British inflation unexpectedly held close to its highest level in nearly six years in January, highlighting the challenge the Bank of England will face as it tries to return price growth to target over the next two years.

Consumer price inflation remained at an annual rate of 3.0 percent in January, unchanged from the month before, after reaching its highest since March 2012 in November at 3.1 percent, the Office for National Statistics said.

The figure was above economists’ average expectation in a Reuters poll for it to fall to 2.9 percent.

The BOE surprised financial markets last week by indicating that it wanted to bring inflation back to target faster than before, aiming to return price growth to 2 percent within two years rather than three.

BOE Governor Mark Carney and his colleagues on the Monetary Policy Committee said interest rates would need to rise sooner and by somewhat more than the BOE had previously expected.

This prompted markets to price in as much as a 70 percent chance of a quarter-point rise in interest rates by May, and a roughly 50 percent chance of a further increase in rates to 1 percent by the end of the year – a level last seen in 2009.

Inflation has surged in Britain since the decision by voters in June 2016 to leave the European Union hammered the value of the pound and pushed up the cost of imports.

The combination of high inflation and limited wage growth – as well as uncertainty about the terms on which Britain will leave the European Union in 2019 – is expected to mean Britain’s economy grows more weakly than other EU economies this year.

However, consumer price inflation is expected to start to wane as the peak impact from sterling’s sharp fall in mid-2016 drops out of annual comparisons.
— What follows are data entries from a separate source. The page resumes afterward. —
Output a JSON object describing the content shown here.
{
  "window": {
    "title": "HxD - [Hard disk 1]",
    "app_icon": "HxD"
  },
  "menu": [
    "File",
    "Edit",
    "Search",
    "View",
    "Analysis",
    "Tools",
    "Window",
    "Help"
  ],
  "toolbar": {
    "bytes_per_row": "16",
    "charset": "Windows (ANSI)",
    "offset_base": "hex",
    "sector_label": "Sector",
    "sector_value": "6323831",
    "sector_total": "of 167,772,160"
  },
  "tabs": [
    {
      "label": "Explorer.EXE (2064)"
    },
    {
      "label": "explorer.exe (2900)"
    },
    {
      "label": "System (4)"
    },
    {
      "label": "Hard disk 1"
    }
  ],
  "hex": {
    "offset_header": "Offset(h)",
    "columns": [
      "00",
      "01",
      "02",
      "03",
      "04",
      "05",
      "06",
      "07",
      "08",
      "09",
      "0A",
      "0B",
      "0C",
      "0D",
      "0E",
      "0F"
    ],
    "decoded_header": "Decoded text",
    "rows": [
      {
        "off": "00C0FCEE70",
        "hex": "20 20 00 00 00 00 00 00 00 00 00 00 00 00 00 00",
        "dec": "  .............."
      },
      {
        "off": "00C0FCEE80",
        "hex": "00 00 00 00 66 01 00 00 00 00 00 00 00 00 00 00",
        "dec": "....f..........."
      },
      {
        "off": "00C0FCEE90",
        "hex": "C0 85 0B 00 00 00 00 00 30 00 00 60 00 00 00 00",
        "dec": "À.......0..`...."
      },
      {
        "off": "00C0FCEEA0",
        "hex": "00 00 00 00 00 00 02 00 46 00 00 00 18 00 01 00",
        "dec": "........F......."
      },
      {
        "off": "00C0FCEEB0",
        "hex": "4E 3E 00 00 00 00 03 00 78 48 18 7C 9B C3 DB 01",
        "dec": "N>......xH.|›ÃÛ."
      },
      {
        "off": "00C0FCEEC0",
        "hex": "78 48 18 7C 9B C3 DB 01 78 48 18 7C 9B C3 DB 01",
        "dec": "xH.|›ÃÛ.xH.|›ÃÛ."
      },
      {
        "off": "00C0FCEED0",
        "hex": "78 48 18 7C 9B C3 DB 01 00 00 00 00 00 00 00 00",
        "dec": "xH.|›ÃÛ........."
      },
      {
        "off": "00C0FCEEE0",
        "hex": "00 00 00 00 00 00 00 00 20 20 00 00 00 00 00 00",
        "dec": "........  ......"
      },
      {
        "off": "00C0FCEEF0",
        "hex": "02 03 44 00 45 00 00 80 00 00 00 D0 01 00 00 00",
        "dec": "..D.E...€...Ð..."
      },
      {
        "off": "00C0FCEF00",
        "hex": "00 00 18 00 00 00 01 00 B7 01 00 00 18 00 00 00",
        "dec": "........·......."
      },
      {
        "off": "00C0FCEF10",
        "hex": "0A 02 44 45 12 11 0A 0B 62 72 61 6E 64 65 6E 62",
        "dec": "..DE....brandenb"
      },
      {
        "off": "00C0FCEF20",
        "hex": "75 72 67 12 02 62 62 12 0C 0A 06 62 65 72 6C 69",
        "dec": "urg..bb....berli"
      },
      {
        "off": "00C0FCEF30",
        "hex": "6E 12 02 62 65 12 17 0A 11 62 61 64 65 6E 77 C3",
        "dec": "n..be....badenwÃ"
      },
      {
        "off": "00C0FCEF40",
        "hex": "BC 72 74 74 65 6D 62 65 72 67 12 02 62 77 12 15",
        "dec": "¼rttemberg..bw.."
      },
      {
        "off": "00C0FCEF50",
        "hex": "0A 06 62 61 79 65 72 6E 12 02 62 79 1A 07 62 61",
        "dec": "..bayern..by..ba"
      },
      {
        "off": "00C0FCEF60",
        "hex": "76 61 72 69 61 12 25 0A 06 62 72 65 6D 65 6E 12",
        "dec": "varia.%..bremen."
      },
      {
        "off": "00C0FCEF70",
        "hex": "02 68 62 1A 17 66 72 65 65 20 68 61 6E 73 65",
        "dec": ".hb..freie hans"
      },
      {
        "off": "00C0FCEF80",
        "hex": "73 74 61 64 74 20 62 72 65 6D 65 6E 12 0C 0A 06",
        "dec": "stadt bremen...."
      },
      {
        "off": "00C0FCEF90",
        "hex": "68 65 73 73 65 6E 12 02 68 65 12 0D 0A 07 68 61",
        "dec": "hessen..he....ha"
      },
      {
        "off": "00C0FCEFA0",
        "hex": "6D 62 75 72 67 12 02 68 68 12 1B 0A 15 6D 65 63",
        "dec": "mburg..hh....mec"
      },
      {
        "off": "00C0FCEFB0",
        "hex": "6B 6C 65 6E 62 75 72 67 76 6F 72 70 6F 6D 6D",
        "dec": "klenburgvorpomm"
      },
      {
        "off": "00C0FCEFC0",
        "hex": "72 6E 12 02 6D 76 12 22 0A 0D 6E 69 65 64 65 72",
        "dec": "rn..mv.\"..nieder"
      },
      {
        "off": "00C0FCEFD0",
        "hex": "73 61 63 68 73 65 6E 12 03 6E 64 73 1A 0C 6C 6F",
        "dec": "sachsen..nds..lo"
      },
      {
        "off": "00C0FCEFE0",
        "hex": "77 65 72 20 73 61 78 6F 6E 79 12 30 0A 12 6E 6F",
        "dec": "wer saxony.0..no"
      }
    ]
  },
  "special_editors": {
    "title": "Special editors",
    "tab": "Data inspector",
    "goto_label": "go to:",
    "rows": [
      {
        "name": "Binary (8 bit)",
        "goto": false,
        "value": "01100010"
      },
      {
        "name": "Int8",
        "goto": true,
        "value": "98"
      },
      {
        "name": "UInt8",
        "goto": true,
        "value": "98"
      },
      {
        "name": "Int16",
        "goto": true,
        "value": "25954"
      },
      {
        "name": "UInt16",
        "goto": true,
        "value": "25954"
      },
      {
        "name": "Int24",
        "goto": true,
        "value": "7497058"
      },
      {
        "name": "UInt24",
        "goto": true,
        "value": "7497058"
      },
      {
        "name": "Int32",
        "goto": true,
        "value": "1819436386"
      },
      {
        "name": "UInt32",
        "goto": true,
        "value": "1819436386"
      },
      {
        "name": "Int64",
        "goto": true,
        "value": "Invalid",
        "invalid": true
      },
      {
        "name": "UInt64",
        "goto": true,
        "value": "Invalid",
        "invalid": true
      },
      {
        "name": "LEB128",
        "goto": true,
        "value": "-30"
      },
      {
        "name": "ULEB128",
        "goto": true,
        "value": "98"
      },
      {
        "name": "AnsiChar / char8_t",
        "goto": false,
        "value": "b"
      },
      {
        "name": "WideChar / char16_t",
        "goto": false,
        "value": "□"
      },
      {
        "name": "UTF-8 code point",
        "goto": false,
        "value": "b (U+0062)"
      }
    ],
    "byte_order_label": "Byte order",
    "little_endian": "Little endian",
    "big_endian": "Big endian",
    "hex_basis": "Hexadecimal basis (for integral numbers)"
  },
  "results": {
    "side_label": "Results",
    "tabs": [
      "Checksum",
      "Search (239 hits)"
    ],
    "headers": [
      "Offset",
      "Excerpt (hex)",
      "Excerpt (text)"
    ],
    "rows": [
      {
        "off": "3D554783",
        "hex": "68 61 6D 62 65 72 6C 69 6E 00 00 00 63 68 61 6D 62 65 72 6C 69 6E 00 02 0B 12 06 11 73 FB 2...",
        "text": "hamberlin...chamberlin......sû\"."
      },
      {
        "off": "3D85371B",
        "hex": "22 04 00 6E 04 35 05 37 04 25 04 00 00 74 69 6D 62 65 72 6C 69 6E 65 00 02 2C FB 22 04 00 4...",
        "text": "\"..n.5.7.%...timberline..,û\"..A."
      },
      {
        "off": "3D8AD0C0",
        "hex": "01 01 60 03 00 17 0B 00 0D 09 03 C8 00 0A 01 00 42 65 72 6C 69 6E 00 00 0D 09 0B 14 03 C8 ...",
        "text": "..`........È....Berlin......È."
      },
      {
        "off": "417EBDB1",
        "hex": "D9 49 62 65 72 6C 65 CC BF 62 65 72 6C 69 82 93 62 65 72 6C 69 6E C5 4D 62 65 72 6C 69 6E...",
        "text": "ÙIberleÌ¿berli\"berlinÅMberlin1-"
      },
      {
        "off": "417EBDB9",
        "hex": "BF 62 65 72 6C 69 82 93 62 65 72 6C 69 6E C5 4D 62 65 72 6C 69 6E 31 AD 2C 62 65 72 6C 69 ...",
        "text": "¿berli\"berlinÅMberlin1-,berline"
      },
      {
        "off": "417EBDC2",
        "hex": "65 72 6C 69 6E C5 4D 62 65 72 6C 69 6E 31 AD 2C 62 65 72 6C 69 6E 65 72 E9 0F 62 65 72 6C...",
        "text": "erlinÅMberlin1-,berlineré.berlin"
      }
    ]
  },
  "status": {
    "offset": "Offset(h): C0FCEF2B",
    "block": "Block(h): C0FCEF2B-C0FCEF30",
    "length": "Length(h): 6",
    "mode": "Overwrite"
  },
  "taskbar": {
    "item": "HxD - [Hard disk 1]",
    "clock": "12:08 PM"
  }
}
The historic measure of retail price inflation, which is still used to calculate payments on government bonds, student loans and many commercial contracts, edged down to 4.0 percent from December’s six-year high of 4.1 percent – adding to pressure on the government’s already stretched budget.
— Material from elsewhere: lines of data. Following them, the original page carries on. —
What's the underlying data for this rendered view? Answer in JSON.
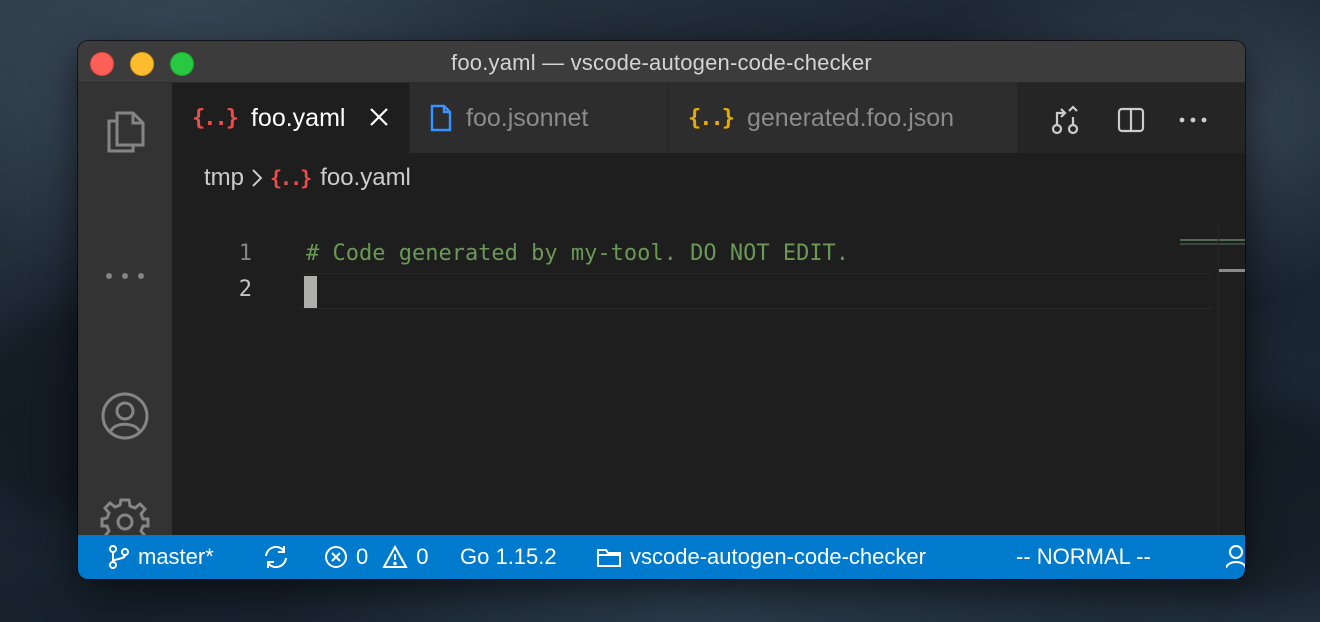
{
  "window": {
    "title": "foo.yaml — vscode-autogen-code-checker"
  },
  "activity_bar": {
    "icons": [
      "files-icon",
      "more-icon",
      "account-icon",
      "settings-gear-icon"
    ]
  },
  "tabs": [
    {
      "label": "foo.yaml",
      "icon": "json-braces-icon",
      "active": true,
      "icon_color": "#f14c4c"
    },
    {
      "label": "foo.jsonnet",
      "icon": "file-icon",
      "active": false,
      "icon_color": "#3794ff"
    },
    {
      "label": "generated.foo.json",
      "icon": "json-braces-icon",
      "active": false,
      "icon_color": "#e8ab00"
    }
  ],
  "tab_icon_text": "{..}",
  "editor_actions": [
    "open-changes-icon",
    "split-editor-icon",
    "more-actions-icon"
  ],
  "breadcrumb": {
    "folder": "tmp",
    "file": "foo.yaml"
  },
  "code": {
    "lines": [
      {
        "number": "1",
        "text": "# Code generated by my-tool. DO NOT EDIT."
      },
      {
        "number": "2",
        "text": ""
      }
    ]
  },
  "status_bar": {
    "branch": "master*",
    "errors": "0",
    "warnings": "0",
    "go_version": "Go 1.15.2",
    "workspace": "vscode-autogen-code-checker",
    "mode": "-- NORMAL --"
  },
  "colors": {
    "status_bar": "#007acc",
    "comment": "#6a9955",
    "active_tab_icon": "#f14c4c"
  }
}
Tuesday’s CPI data showed downward pressure on inflation from a slower pace of increase in the cost of fuel than a year ago. But the ONS highlighted a smaller than usual seasonal decline in the cost of visiting zoos and gardens as pushing up on price growth.
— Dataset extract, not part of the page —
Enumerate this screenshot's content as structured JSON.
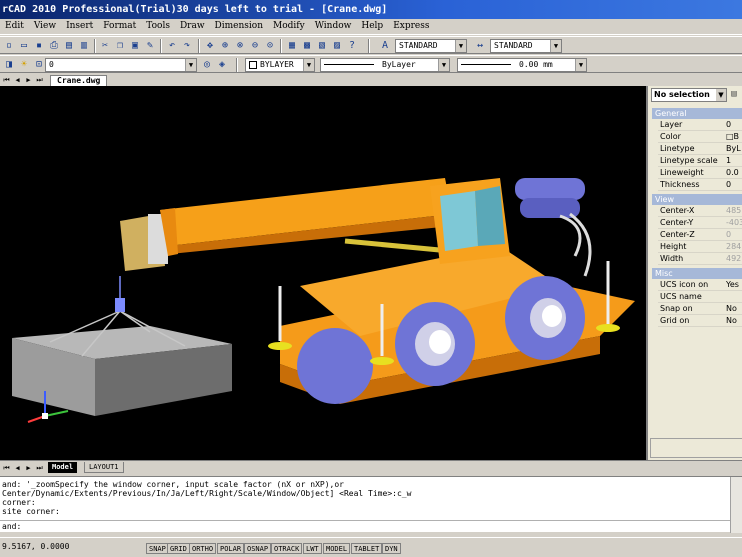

BoE Governor Mark Carney said last week that inflation could rise above 3 percent before starting a slow descent.

The Office for National Statistics figures suggested less pressure in the pipeline for consumer prices.

Among manufacturers, the cost of raw materials – many of them imported – was 4.7 percent higher than in January 2016, down from 5.4 percent in December and the smallest increase since July 2016. Economists polled by Reuters had expected input prices to rise by 4.2 percent.

Manufacturers increased the prices they charged by 2.8 percent compared with 3.3 percent in December, weaker than the consensus forecast of 3.0 percent and the smallest increase since November 2016.

The ONS also said house prices in December rose by 5.2 percent annual across the United Kingdom as a whole compared with 5.0 percent in November. Prices in London alone increased by 2.5 percent.

Mortgage lender Halifax reported last week that average house prices across Britain rose 2.7 percent year-on-year in the fourth quarter of 2017, but fell on a monthly basis in both December and January.